Amazon invests over €40 billion in Europe, creates jobs and calls for simpler regulation
In 2025, Amazon made its largest annual investment in the EU, over €40 billion, supporting more than one million jobs. The company advocates for a harmonized regulatory environment to foster growth and innovation.

Record investment
Amazon invested more than €40 billion in the European Union in 2025, its biggest annual commitment ever. This investment supports over one million jobs across the EU, including 150,000 Amazon employees in 21 member states. Another 350,000 positions come from more than 100,000 European small businesses and entrepreneurs selling on Amazon's platform.
The company highlights individual success stories: a family-run olive oil producer from Puglia, Italy, now ships across borders, and a craft candle maker in the Scottish Highlands reaches customers in Berlin.
AI innovation
Amazon is developing artificial intelligence tools to personalize search, predict demand, and flag suspicious seller behavior in real time. For example, the Rufus shopping assistant lets customers describe products in natural language. AI also helps small businesses in Łódź or Lyon write product listings and manage inventory. Later this year, Amazon will launch "Add to Delivery," allowing Prime members to add items to an upcoming shipment in two clicks at no extra cost.

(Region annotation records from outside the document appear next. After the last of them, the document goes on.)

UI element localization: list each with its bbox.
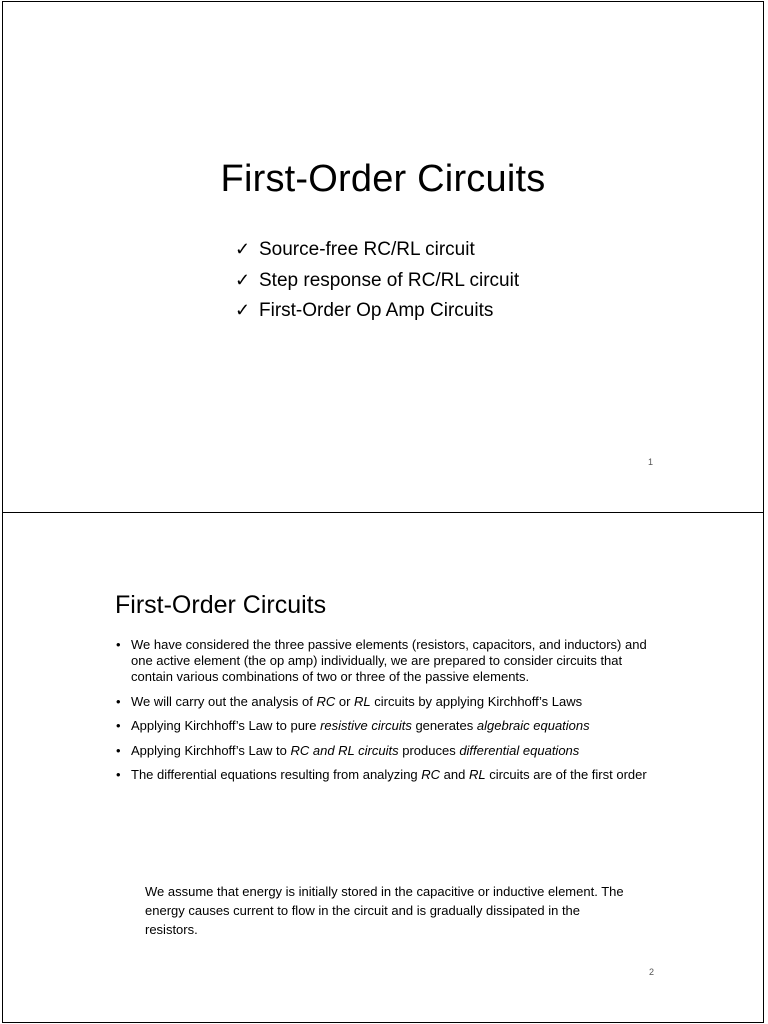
topic-checklist	[235, 234, 519, 326]
bullet-text: circuits by applying Kirchhoff’s Laws	[370, 693, 583, 709]
bullet-text: Applying Kirchhoff’s Law to	[131, 742, 291, 758]
bullet-text: produces	[398, 742, 460, 758]
slide-2-title: First-Order Circuits	[115, 591, 327, 619]
bullet-icon: •	[116, 693, 121, 709]
slide-1-page-number: 1	[648, 457, 654, 467]
bullet-text: The differential equations resulting from analyzing	[131, 767, 422, 782]
bullet-item	[115, 767, 660, 783]
bullet-icon: •	[116, 718, 121, 733]
checklist-item-label: Step response of RC/RL circuit	[259, 269, 520, 291]
bullet-text: We will carry out the analysis of	[131, 693, 317, 709]
slide-1-title: First-Order Circuits	[220, 158, 546, 200]
checklist-item-label: First-Order Op Amp Circuits	[259, 300, 494, 321]
bullet-emphasis: RL	[354, 693, 371, 709]
bullet-text: generates	[411, 718, 477, 733]
slide-2-page-number: 2	[649, 967, 655, 977]
bullet-text: and	[440, 767, 469, 782]
bullet-emphasis: RC	[421, 767, 441, 782]
bullet-item	[115, 637, 660, 685]
checkmark-icon: ✓	[235, 269, 251, 290]
bullet-list	[115, 637, 660, 792]
bullet-text: We have considered the three passive elements (resistors, capacitors, and inductors) and one active element (the op amp) individually, we are prepared to consider circuits that contain various combinations of two or three of the passive elements.	[131, 637, 647, 684]
bullet-emphasis: RL	[468, 767, 486, 782]
checklist-item-label: Source-free RC/RL circuit	[259, 239, 475, 260]
bullet-text: or	[335, 693, 355, 709]
bullet-emphasis: RC and RL circuits	[290, 742, 399, 758]
bullet-emphasis: RC	[316, 693, 336, 709]
bullet-icon: •	[116, 742, 121, 758]
bullet-item	[115, 694, 660, 710]
checklist-item	[235, 295, 519, 326]
bullet-emphasis: algebraic equations	[476, 718, 590, 733]
bullet-icon: •	[116, 637, 121, 652]
bullet-icon: •	[116, 767, 121, 782]
bullet-item	[115, 743, 660, 759]
checkmark-icon: ✓	[235, 239, 251, 259]
slide-2	[2, 512, 764, 1023]
bullet-text: circuits are of the first order	[485, 767, 647, 782]
slide-1	[2, 1, 764, 513]
bullet-emphasis: resistive circuits	[320, 718, 412, 733]
checkmark-icon: ✓	[235, 300, 251, 320]
bullet-item	[115, 718, 660, 734]
bullet-text: Applying Kirchhoff’s Law to pure	[131, 718, 321, 733]
energy-note: We assume that energy is initially stored in the capacitive or inductive element. The energy causes current to flow in the circuit and is gradually dissipated in the resistors.	[145, 884, 624, 937]
bullet-emphasis: differential equations	[459, 742, 580, 758]
checklist-item	[235, 265, 519, 296]
checklist-item	[235, 234, 519, 265]
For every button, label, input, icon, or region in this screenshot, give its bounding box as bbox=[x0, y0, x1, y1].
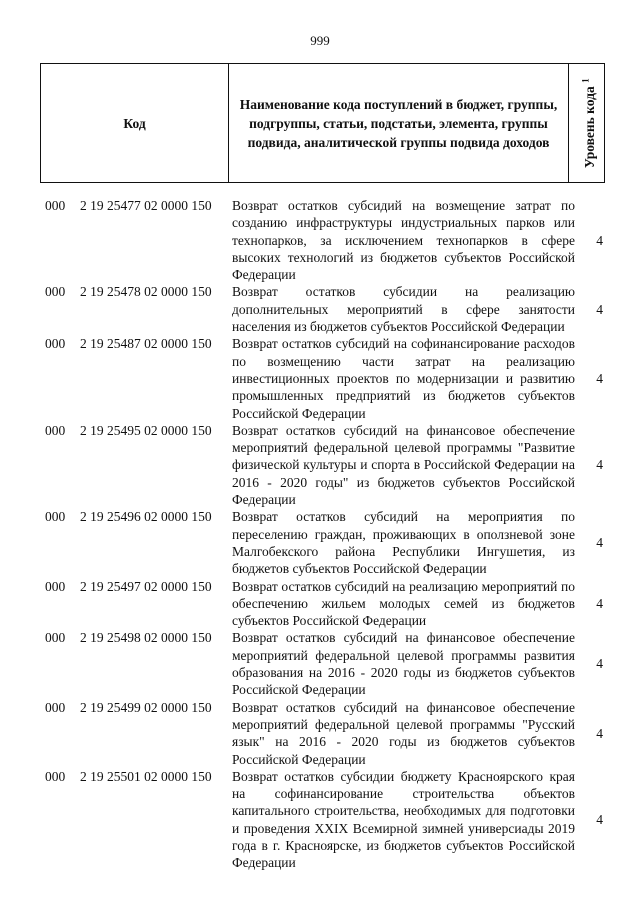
row-revenue-name: Возврат остатков субсидии бюджету Красноярского края на софинансирование строительства объектов капитального строительства, необходимых для подготовки и проведения XXIX Всемирной зимней универсиады 2019 года в г. Красноярске, из бюджетов субъектов Российской Федерации bbox=[232, 768, 575, 871]
row-code-level: 4 bbox=[596, 232, 603, 248]
row-admin-code: 000 bbox=[45, 422, 66, 438]
row-code-level: 4 bbox=[596, 725, 603, 741]
table-header bbox=[40, 63, 605, 183]
header-level bbox=[569, 64, 606, 182]
row-revenue-code: 2 19 25498 02 0000 150 bbox=[80, 630, 212, 646]
row-code-level: 4 bbox=[596, 301, 603, 317]
row-code-level: 4 bbox=[596, 656, 603, 672]
row-admin-code: 000 bbox=[45, 630, 66, 646]
table-row bbox=[40, 699, 605, 768]
row-revenue-name: Возврат остатков субсидий на мероприятия по переселению граждан, проживающих в оползневой зоне Малгобекского района Республики Ингушетия, из бюджетов субъектов Российской Федерации bbox=[232, 509, 575, 577]
row-revenue-code: 2 19 25499 02 0000 150 bbox=[80, 699, 212, 715]
table-row bbox=[40, 422, 605, 508]
row-revenue-code: 2 19 25477 02 0000 150 bbox=[80, 198, 212, 213]
row-revenue-name: Возврат остатков субсидий на реализацию мероприятий по обеспечению жильем молодых семей из бюджетов субъектов Российской Федерации bbox=[232, 578, 575, 629]
row-revenue-code: 2 19 25487 02 0000 150 bbox=[80, 336, 212, 352]
header-name-label: Наименование кода поступлений в бюджет, группы, подгруппы, статьи, подстатьи, элемента, группы подвида, аналитической группы подвида доходов bbox=[239, 96, 558, 150]
row-admin-code: 000 bbox=[45, 284, 66, 300]
row-admin-code: 000 bbox=[45, 699, 66, 715]
page-number: 999 bbox=[310, 33, 330, 48]
header-name bbox=[229, 64, 569, 182]
row-revenue-code: 2 19 25496 02 0000 150 bbox=[80, 509, 212, 525]
row-revenue-name: Возврат остатков субсидий на софинансирование расходов по возмещению части затрат на реализацию инвестиционных проектов по модернизации и развитию промышленных предприятий из бюджетов субъектов Российской Федерации bbox=[232, 336, 575, 421]
header-level-footnote: 1 bbox=[580, 78, 591, 83]
row-revenue-code: 2 19 25497 02 0000 150 bbox=[80, 578, 212, 594]
row-code-level: 4 bbox=[596, 457, 603, 473]
row-revenue-code: 2 19 25501 02 0000 150 bbox=[80, 768, 212, 784]
row-revenue-name: Возврат остатков субсидий на финансовое обеспечение мероприятий федеральной целевой программы развития образования на 2016 - 2020 годы из бюджетов субъектов Российской Федерации bbox=[232, 630, 575, 698]
table-body bbox=[40, 197, 605, 872]
header-level-label-wrap bbox=[576, 78, 599, 168]
header-code bbox=[41, 64, 229, 182]
row-admin-code: 000 bbox=[45, 336, 66, 352]
row-revenue-name: Возврат остатков субсидий на финансовое обеспечение мероприятий федеральной целевой программы "Развитие физической культуры и спорта в Российской Федерации на 2016 - 2020 годы" из бюджетов субъектов Российской Федерации bbox=[232, 422, 575, 508]
row-admin-code: 000 bbox=[45, 509, 66, 525]
row-admin-code: 000 bbox=[45, 768, 66, 784]
table-row bbox=[40, 283, 605, 335]
table-row bbox=[40, 197, 605, 283]
row-revenue-name: Возврат остатков субсидий на возмещение затрат по созданию инфраструктуры индустриальных парков или технопарков, за исключением технопарков в сфере высоких технологий из бюджетов субъектов Российской Федерации bbox=[232, 198, 575, 283]
header-level-label: Уровень кода bbox=[581, 86, 597, 168]
row-code-level: 4 bbox=[596, 812, 603, 828]
table-row bbox=[40, 335, 605, 421]
row-revenue-code: 2 19 25495 02 0000 150 bbox=[80, 422, 212, 438]
row-revenue-name: Возврат остатков субсидий на финансовое обеспечение мероприятий федеральной целевой программы "Русский язык" на 2016 - 2020 годы из бюджетов субъектов Российской Федерации bbox=[232, 699, 575, 767]
row-admin-code: 000 bbox=[45, 578, 66, 594]
table-row bbox=[40, 508, 605, 577]
row-code-level: 4 bbox=[596, 535, 603, 551]
row-code-level: 4 bbox=[596, 370, 603, 386]
row-admin-code: 000 bbox=[45, 198, 66, 213]
table-row bbox=[40, 578, 605, 630]
table-row bbox=[40, 629, 605, 698]
header-code-label: Код bbox=[123, 115, 146, 131]
row-code-level: 4 bbox=[596, 595, 603, 611]
table-row bbox=[40, 768, 605, 872]
row-revenue-code: 2 19 25478 02 0000 150 bbox=[80, 284, 212, 300]
row-revenue-name: Возврат остатков субсидии на реализацию дополнительных мероприятий в сфере занятости населения из бюджетов субъектов Российской Федерации bbox=[232, 284, 575, 335]
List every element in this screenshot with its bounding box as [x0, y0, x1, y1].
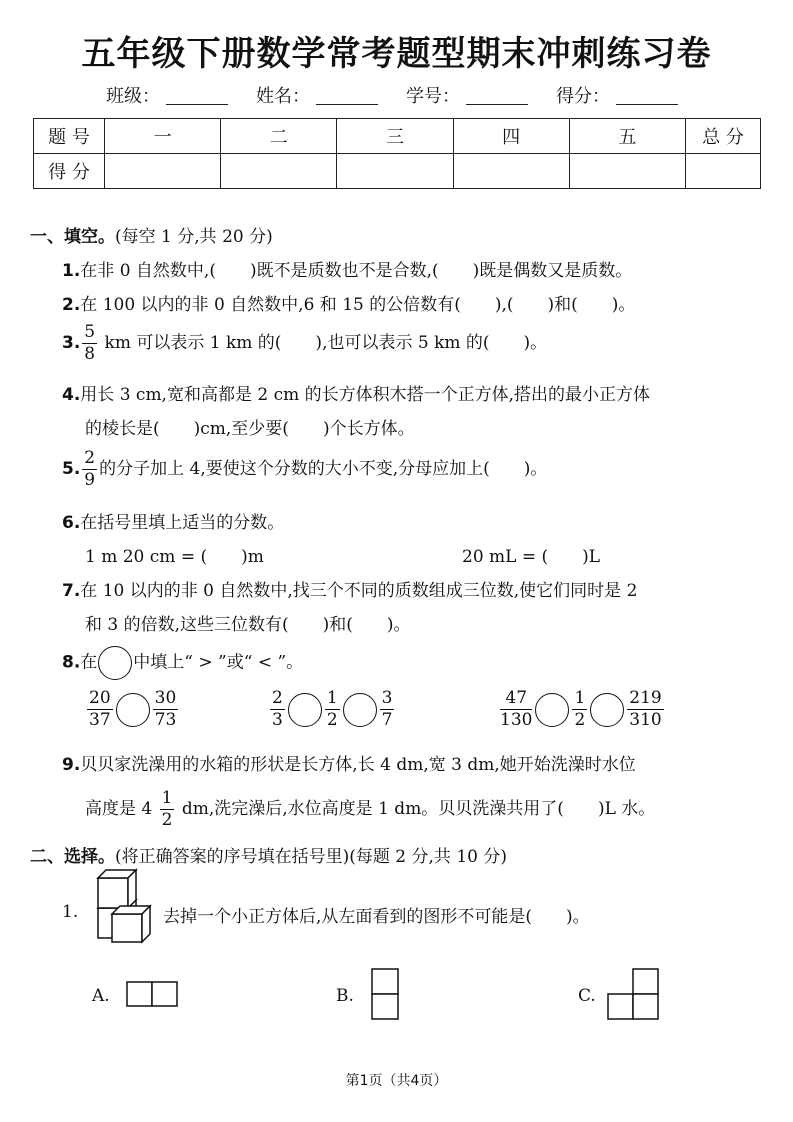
question-text-line1: 贝贝家洗澡用的水箱的形状是长方体,长 4 dm,宽 3 dm,她开始洗澡时水位 — [80, 755, 636, 775]
compare-circle[interactable] — [116, 693, 150, 727]
number-blank[interactable] — [466, 86, 528, 105]
fraction-numerator: 219 — [629, 688, 662, 708]
fraction-denominator: 7 — [381, 710, 393, 730]
question-2-1-text: 去掉一个小正方体后,从左面看到的图形不可能是( )。 — [163, 907, 590, 927]
score-input-cell[interactable] — [569, 154, 685, 189]
question-1-9 — [62, 750, 636, 775]
question-number: 4. — [62, 385, 81, 405]
score-blank[interactable] — [616, 86, 678, 105]
option-a-figure[interactable] — [126, 981, 178, 1007]
fraction-denominator: 8 — [84, 344, 96, 364]
compare-circle[interactable] — [343, 693, 377, 727]
page-footer: 第1页（共4页） — [345, 1073, 448, 1089]
fraction-denominator: 3 — [272, 710, 283, 730]
question-text-line1: 用长 3 cm,宽和高都是 2 cm 的长方体积木搭一个正方体,搭出的最小正方体 — [80, 385, 651, 405]
option-a-label[interactable]: A. — [92, 986, 110, 1006]
fraction-numerator: 3 — [381, 688, 393, 708]
question-text: 在 100 以内的非 0 自然数中,6 和 15 的公倍数有( ),( )和( )。 — [80, 295, 636, 315]
question-2-1-number: 1. — [62, 902, 79, 922]
question-1-4-line2: 的棱长是( )cm,至少要( )个长方体。 — [85, 419, 415, 439]
fraction-numerator: 1 — [161, 788, 173, 808]
name-blank[interactable] — [316, 86, 378, 105]
compare-group-1 — [85, 690, 180, 729]
fraction — [500, 690, 532, 729]
section2-heading — [30, 842, 507, 867]
answer-circle — [98, 646, 132, 680]
fraction-denominator: 2 — [574, 710, 586, 730]
fraction-numerator: 1 — [326, 688, 338, 708]
fraction — [87, 690, 113, 729]
section1-title: 一、填空。 — [30, 227, 115, 247]
question-text: 的分子加上 4,要使这个分数的大小不变,分母应加上( )。 — [99, 459, 548, 479]
fraction-numerator: 5 — [84, 322, 96, 342]
fraction-numerator: 2 — [272, 688, 283, 708]
class-field[interactable] — [106, 82, 228, 108]
question-1-7 — [62, 576, 637, 601]
question-1-6-a: 1 m 20 cm = ( )m — [85, 547, 264, 567]
question-1-5 — [62, 450, 547, 489]
fraction-denominator: 2 — [161, 810, 173, 830]
question-number: 1. — [62, 261, 81, 281]
header-cell: 三 — [337, 119, 453, 154]
name-label: 姓名： — [256, 86, 310, 107]
question-text: 在非 0 自然数中,( )既不是质数也不是合数,( )既是偶数又是质数。 — [80, 261, 633, 281]
header-cell: 五 — [569, 119, 685, 154]
header-cell: 二 — [221, 119, 337, 154]
score-table-header-row — [34, 119, 761, 154]
question-1-4 — [62, 380, 650, 405]
question-1-1 — [62, 256, 632, 281]
score-input-cell[interactable] — [686, 154, 761, 189]
option-c-figure[interactable] — [607, 968, 659, 1020]
fraction-denominator: 9 — [84, 470, 96, 490]
question-text-post: 中填上“ > ”或“ < ”。 — [133, 652, 304, 673]
fraction-numerator: 47 — [500, 690, 532, 710]
option-b-figure[interactable] — [371, 968, 399, 1020]
page-title: 五年级下册数学常考题型期末冲刺练习卷 — [81, 34, 712, 74]
section1-heading — [30, 222, 273, 247]
header-cell: 总 分 — [686, 119, 761, 154]
question-number: 2. — [62, 295, 81, 315]
fraction-denominator: 73 — [154, 710, 177, 730]
question-text: 在括号里填上适当的分数。 — [80, 513, 285, 533]
fraction — [572, 690, 587, 729]
section2-title: 二、选择。 — [30, 847, 115, 867]
compare-group-3 — [498, 690, 666, 729]
question-1-7-line2: 和 3 的倍数,这些三位数有( )和( )。 — [85, 615, 411, 635]
fraction — [627, 690, 663, 729]
question-text-post: dm,洗完澡后,水位高度是 1 dm。贝贝洗澡共用了( )L 水。 — [176, 799, 656, 819]
section1-note: (每空 1 分,共 20 分) — [115, 227, 273, 247]
score-table — [33, 118, 761, 189]
fraction — [325, 690, 340, 729]
score-input-cell[interactable] — [453, 154, 569, 189]
question-number: 8. — [62, 652, 81, 673]
question-1-2 — [62, 290, 635, 315]
fraction-numerator: 2 — [84, 448, 96, 468]
option-c-label[interactable]: C. — [578, 986, 596, 1006]
mixed-fraction — [160, 790, 175, 829]
fraction — [82, 324, 97, 363]
fraction-denominator: 310 — [629, 710, 662, 730]
compare-circle[interactable] — [535, 693, 569, 727]
header-cell: 四 — [453, 119, 569, 154]
question-text-pre: 在 — [80, 652, 98, 673]
fraction-denominator: 130 — [500, 710, 533, 730]
score-label: 得分： — [556, 86, 610, 107]
class-label: 班级： — [106, 86, 160, 107]
score-input-cell[interactable] — [221, 154, 337, 189]
cube-stack-figure — [94, 868, 160, 944]
fraction — [380, 690, 395, 729]
number-label: 学号： — [406, 86, 460, 107]
question-text-pre: 高度是 4 — [85, 799, 153, 819]
question-1-3 — [62, 324, 547, 363]
score-input-cell[interactable] — [337, 154, 453, 189]
row-label-cell: 得 分 — [34, 154, 105, 189]
compare-circle[interactable] — [590, 693, 624, 727]
question-number: 3. — [62, 333, 81, 353]
fraction-denominator: 37 — [89, 710, 111, 730]
section2-note: (将正确答案的序号填在括号里)(每题 2 分,共 10 分) — [115, 847, 507, 867]
question-1-6-b: 20 mL = ( )L — [462, 547, 601, 567]
question-number: 9. — [62, 755, 81, 775]
fraction — [153, 690, 179, 729]
name-field[interactable] — [256, 82, 378, 108]
number-field[interactable] — [406, 82, 528, 108]
header-cell: 一 — [105, 119, 221, 154]
question-text-line1: 在 10 以内的非 0 自然数中,找三个不同的质数组成三位数,使它们同时是 2 — [80, 581, 638, 601]
score-field[interactable] — [556, 82, 678, 108]
question-number: 5. — [62, 459, 81, 479]
fraction — [270, 690, 285, 729]
header-cell: 题 号 — [34, 119, 105, 154]
fraction — [82, 450, 97, 489]
fraction-denominator: 2 — [326, 710, 338, 730]
class-blank[interactable] — [166, 86, 228, 105]
option-b-label[interactable]: B. — [336, 986, 354, 1006]
compare-circle[interactable] — [288, 693, 322, 727]
question-1-9-line2 — [85, 790, 655, 829]
question-1-8 — [62, 646, 303, 680]
question-number: 6. — [62, 513, 81, 533]
question-1-6 — [62, 508, 284, 533]
score-table-score-row — [34, 154, 761, 189]
fraction-numerator: 1 — [574, 688, 586, 708]
question-text: km 可以表示 1 km 的( ),也可以表示 5 km 的( )。 — [99, 333, 548, 353]
fraction-numerator: 30 — [154, 688, 177, 708]
score-input-cell[interactable] — [105, 154, 221, 189]
compare-group-2 — [268, 690, 396, 729]
fraction-numerator: 20 — [89, 688, 111, 708]
question-number: 7. — [62, 581, 81, 601]
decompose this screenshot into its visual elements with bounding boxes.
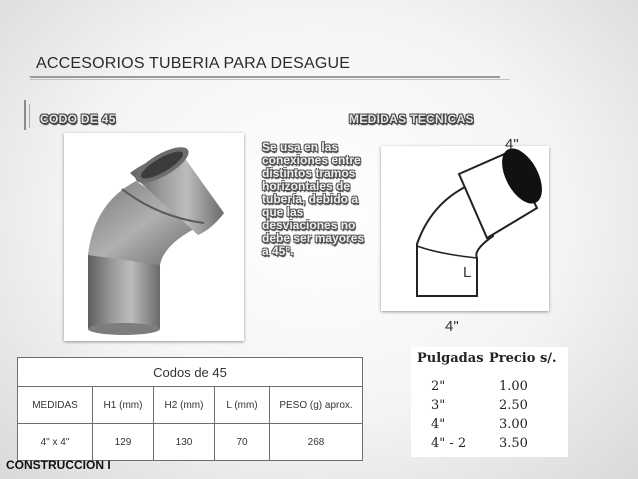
dimension-top-label: 4": [505, 136, 519, 153]
section-heading-codo: CODO DE 45: [40, 112, 116, 126]
section-marker: [24, 100, 26, 130]
spec-header-l: L (mm): [215, 387, 270, 424]
price-size: 4" - 2: [431, 436, 467, 451]
spec-cell-h1: 129: [93, 424, 154, 461]
dimension-bottom-label: 4": [445, 318, 459, 335]
section-heading-medidas: MEDIDAS TECNICAS: [349, 112, 474, 126]
price-size: 3": [431, 398, 446, 413]
section-marker-secondary: [29, 104, 30, 128]
price-value: 3.50: [499, 436, 528, 451]
slide-title: ACCESORIOS TUBERIA PARA DESAGUE: [36, 55, 351, 72]
price-value: 2.50: [499, 398, 528, 413]
elbow-outline-drawing: [381, 146, 549, 311]
list-item: [411, 417, 568, 433]
price-value: 3.00: [499, 417, 528, 432]
spec-cell-h2: 130: [154, 424, 215, 461]
technical-diagram: [381, 146, 549, 311]
elbow-photo: [64, 133, 244, 341]
footer-course-name: CONSTRUCCION I: [6, 458, 111, 472]
spec-header-peso: PESO (g) aprox.: [270, 387, 363, 424]
price-header-size: Pulgadas: [417, 351, 484, 366]
dimension-l-label: L: [463, 264, 472, 281]
title-underline: [30, 76, 500, 78]
price-value: 1.00: [499, 379, 528, 394]
spec-table-caption: Codos de 45: [18, 358, 363, 387]
spec-header-h2: H2 (mm): [154, 387, 215, 424]
list-item: [411, 379, 568, 395]
spec-header-medidas: MEDIDAS: [18, 387, 93, 424]
list-item: [411, 398, 568, 414]
table-row: [18, 424, 363, 461]
spec-table: [17, 357, 363, 461]
price-table: [411, 347, 568, 457]
spec-table-header-row: [18, 387, 363, 424]
list-item: [411, 436, 568, 452]
price-size: 4": [431, 417, 446, 432]
elbow-description: Se usa en las conexiones entre distintos tramos horizontales de tubería, debido a que las desviaciones no debe ser mayores a 45°.: [262, 140, 365, 258]
spec-cell-medidas: 4" x 4": [18, 424, 93, 461]
spec-cell-peso: 268: [270, 424, 363, 461]
title-underline-secondary: [30, 79, 510, 80]
price-header-price: Precio s/.: [489, 351, 557, 366]
elbow-photo-graphic: [64, 133, 244, 341]
spec-cell-l: 70: [215, 424, 270, 461]
spec-header-h1: H1 (mm): [93, 387, 154, 424]
price-size: 2": [431, 379, 446, 394]
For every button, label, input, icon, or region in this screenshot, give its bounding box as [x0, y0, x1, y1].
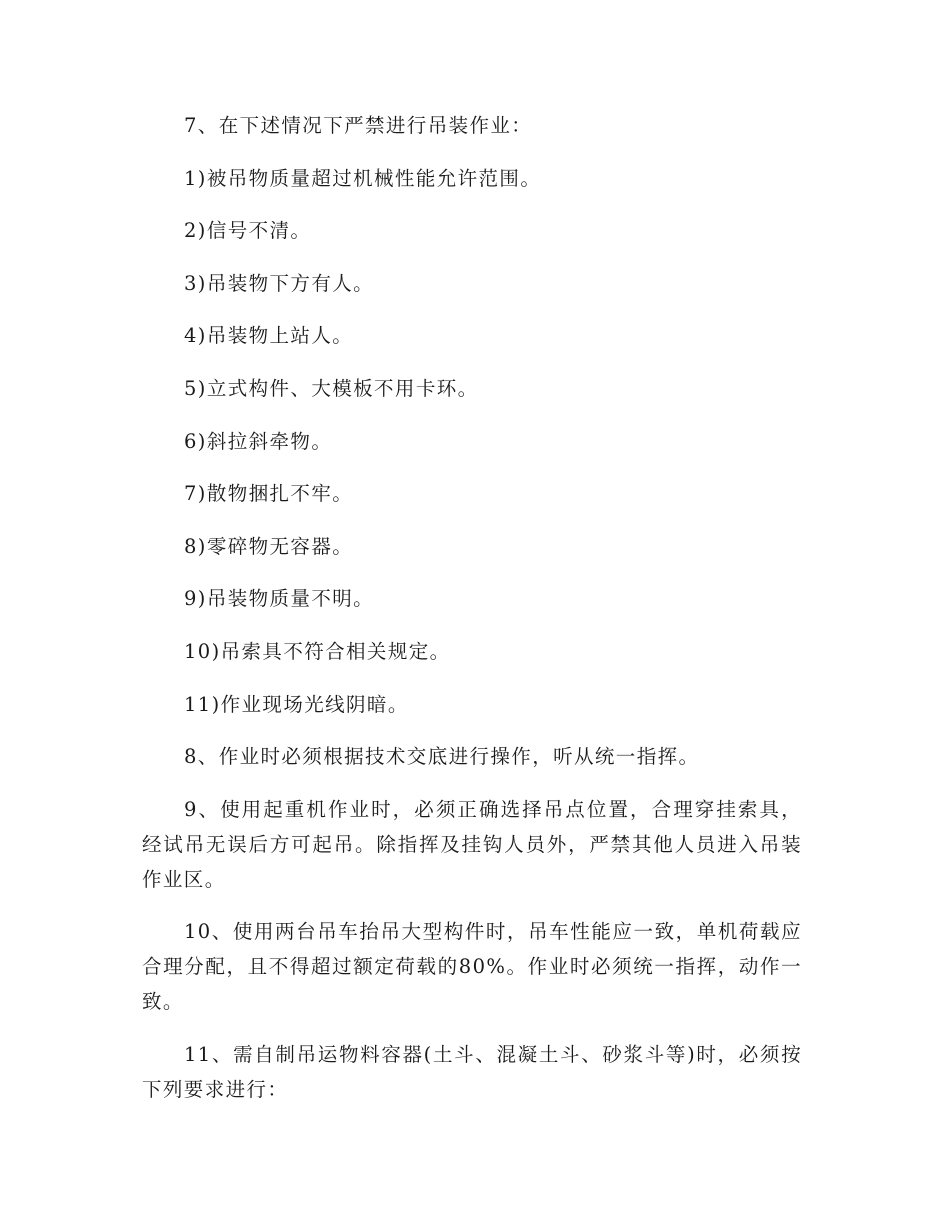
- paragraph-item-7: 7、在下述情况下严禁进行吊装作业：: [184, 114, 533, 137]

Amazon believes EU regulations will determine whether AI deployment in Europe accelerates or stalls and urges policymakers to treat industry as a partner, not just a subject.
Trust and safety
Since 2020, Amazon's Counterfeit Crimes Unit has pursued more than 24,000 bad actors. Proactive controls block over 99% of suspected counterfeit listings before customers see them. In 2024, Amazon reported over 1.5 million abusive posts and accounts used to coordinate fake reviews. The company co-founded the Coalition for Trusted Reviews with Booking.com and Tripadvisor.
Last year, Amazon took down over 55,000 phishing websites and 12,000 phone numbers. The company is a founding signatory of the EU Product Safety Pledge and the Consumer Rights Pledge.
Call for simpler rules
Amazon calls on the European Commission to develop a new enforcement vision that is technology-neutral and based on public-private data sharing. It also seeks regulatory coherence and clear rules on responsibilities along the product value chain. The company warns that voluntary commitments alone cannot solve structural problems, as enforcement capacity varies widely among EU countries.